Some jurisdictions may look to adopt stricter standards when it comes to cryptocurrency transactions. The Financial Crimes Enforcement Network (FinCEN) in the United States, for example, proposed lowering the threshold at which businesses must follow the Travel Rule from $3000 to $250, which would have more than doubled the number of compliance events in the US. Again, in the summer of 2021, FinCEN doubled down on their focus by including cryptocurrency at the top of their priorities when it comes to preventing the financing of terrorism and money laundering. However, it’s not just the United States adopting a stricter stance on cryptocurrency regulations; around the globe governments
are shining a brighter spotlight on cryptocurrency transactions to curtail misuse by criminals.

What Blockchain Analytics Are And Are Not

Blockchain analytics leverage the transparency and auditability inherent to blockchain’s design to identify transactions likely to have originated in illicit finance. Blockchain’s decentralized ledger technology represents an identity-less democratic system, operating by consensus, which protects against fraud and can enable the generation of digital wallets in a privacy-preserving manner. User account data that informs blockchain analytics is pseudonymized (where information that identifies a user is removed or replaced) by way of public and secret key pairs. So, while blockchain analytics can be used to identify fraudulent transactions, it does not identify the bad actors behind the fraud.

Without Blockchain Analytics Where Would We Be?

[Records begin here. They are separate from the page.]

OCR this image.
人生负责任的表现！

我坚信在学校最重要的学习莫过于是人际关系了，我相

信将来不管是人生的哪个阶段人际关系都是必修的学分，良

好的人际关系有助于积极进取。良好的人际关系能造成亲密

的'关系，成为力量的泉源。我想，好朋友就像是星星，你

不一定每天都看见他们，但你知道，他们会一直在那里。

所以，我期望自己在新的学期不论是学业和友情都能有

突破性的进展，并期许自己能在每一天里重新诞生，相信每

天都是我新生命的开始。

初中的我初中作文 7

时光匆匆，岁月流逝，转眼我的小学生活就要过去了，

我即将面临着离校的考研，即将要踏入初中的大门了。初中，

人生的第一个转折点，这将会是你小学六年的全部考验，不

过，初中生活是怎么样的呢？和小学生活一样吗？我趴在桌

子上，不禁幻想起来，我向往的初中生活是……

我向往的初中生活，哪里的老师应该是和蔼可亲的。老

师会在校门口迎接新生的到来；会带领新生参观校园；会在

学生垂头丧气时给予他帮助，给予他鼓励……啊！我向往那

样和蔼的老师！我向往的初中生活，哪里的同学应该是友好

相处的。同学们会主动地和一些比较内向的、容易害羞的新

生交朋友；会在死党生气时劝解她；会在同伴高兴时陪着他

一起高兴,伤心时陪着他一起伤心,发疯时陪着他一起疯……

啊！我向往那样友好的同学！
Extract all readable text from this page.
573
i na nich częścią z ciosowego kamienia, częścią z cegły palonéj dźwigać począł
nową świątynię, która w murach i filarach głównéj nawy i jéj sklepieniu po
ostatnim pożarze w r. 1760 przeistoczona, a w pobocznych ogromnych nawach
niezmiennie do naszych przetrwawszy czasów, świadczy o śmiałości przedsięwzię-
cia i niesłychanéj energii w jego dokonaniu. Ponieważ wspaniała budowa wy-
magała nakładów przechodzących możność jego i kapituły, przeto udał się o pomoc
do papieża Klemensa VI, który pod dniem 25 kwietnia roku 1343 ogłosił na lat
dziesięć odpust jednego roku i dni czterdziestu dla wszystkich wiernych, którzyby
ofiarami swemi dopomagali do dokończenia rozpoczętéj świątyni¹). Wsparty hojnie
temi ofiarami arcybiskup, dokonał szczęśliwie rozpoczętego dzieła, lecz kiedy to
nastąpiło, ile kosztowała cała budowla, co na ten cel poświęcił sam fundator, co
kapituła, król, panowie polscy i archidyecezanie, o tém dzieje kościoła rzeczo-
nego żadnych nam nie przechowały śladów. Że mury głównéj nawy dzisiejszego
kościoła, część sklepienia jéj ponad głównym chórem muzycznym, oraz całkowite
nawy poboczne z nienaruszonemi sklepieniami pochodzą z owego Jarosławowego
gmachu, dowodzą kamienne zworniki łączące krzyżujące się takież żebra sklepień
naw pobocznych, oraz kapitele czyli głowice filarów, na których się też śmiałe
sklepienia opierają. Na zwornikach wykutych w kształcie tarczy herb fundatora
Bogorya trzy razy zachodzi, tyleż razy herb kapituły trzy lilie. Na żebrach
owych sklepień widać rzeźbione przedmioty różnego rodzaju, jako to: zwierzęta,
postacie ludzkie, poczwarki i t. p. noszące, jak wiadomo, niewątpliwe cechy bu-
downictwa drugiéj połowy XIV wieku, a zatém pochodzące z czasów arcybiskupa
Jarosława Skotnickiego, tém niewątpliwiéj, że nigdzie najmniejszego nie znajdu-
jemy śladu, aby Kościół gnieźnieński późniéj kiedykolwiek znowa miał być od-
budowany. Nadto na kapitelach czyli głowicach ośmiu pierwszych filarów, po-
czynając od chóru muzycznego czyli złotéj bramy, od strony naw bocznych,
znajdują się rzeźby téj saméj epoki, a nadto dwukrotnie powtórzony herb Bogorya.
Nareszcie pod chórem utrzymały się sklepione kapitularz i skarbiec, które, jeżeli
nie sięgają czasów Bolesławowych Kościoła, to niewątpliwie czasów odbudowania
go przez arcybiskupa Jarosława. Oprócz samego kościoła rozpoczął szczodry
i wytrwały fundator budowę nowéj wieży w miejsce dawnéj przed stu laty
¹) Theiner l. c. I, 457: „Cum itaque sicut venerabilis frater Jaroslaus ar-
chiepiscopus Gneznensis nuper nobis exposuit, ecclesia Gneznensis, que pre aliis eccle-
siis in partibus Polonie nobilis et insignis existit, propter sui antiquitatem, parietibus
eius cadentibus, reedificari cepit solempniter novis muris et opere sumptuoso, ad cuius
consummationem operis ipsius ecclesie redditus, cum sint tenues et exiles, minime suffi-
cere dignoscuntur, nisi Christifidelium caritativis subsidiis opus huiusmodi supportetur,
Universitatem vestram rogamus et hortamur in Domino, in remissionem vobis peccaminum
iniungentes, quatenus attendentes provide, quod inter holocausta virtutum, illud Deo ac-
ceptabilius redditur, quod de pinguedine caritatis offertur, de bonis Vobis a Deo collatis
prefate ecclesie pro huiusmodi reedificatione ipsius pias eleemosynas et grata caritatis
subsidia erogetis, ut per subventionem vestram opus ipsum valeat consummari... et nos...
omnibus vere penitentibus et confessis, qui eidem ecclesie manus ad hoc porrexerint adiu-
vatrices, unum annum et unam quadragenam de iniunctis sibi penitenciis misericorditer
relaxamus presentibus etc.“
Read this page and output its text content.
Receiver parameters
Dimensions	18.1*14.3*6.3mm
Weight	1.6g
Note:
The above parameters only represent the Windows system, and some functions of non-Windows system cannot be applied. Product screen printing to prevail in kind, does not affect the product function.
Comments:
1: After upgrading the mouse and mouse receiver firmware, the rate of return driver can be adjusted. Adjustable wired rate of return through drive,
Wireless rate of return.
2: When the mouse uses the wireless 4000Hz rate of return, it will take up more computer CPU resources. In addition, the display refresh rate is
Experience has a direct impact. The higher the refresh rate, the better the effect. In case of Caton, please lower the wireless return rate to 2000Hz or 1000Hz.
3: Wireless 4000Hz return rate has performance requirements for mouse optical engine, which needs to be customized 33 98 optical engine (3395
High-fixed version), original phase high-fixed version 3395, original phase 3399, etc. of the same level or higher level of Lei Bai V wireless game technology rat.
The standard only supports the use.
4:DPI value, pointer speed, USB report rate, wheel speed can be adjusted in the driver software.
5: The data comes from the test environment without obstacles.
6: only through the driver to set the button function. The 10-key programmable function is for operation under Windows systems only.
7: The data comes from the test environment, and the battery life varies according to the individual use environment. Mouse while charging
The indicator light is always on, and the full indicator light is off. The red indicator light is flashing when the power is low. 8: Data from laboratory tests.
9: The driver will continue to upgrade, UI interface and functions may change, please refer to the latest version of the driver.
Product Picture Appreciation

As cryptocurrency becomes increasingly mainstream and globally accepted, AML/CFT regulations will be applied to cryptocurrency transactions just as they are to fiat-based value transactions, and it will be that much more essential for companies transacting in cryptocurrencies to comply with these global standards and laws. Blockchain analytics and cryptocurrency intelligence are key to ensuring these companies can achieve the compliance standards necessary and safely conduct transactions to keep operating and continue the growth of the burgeoning crypto economy.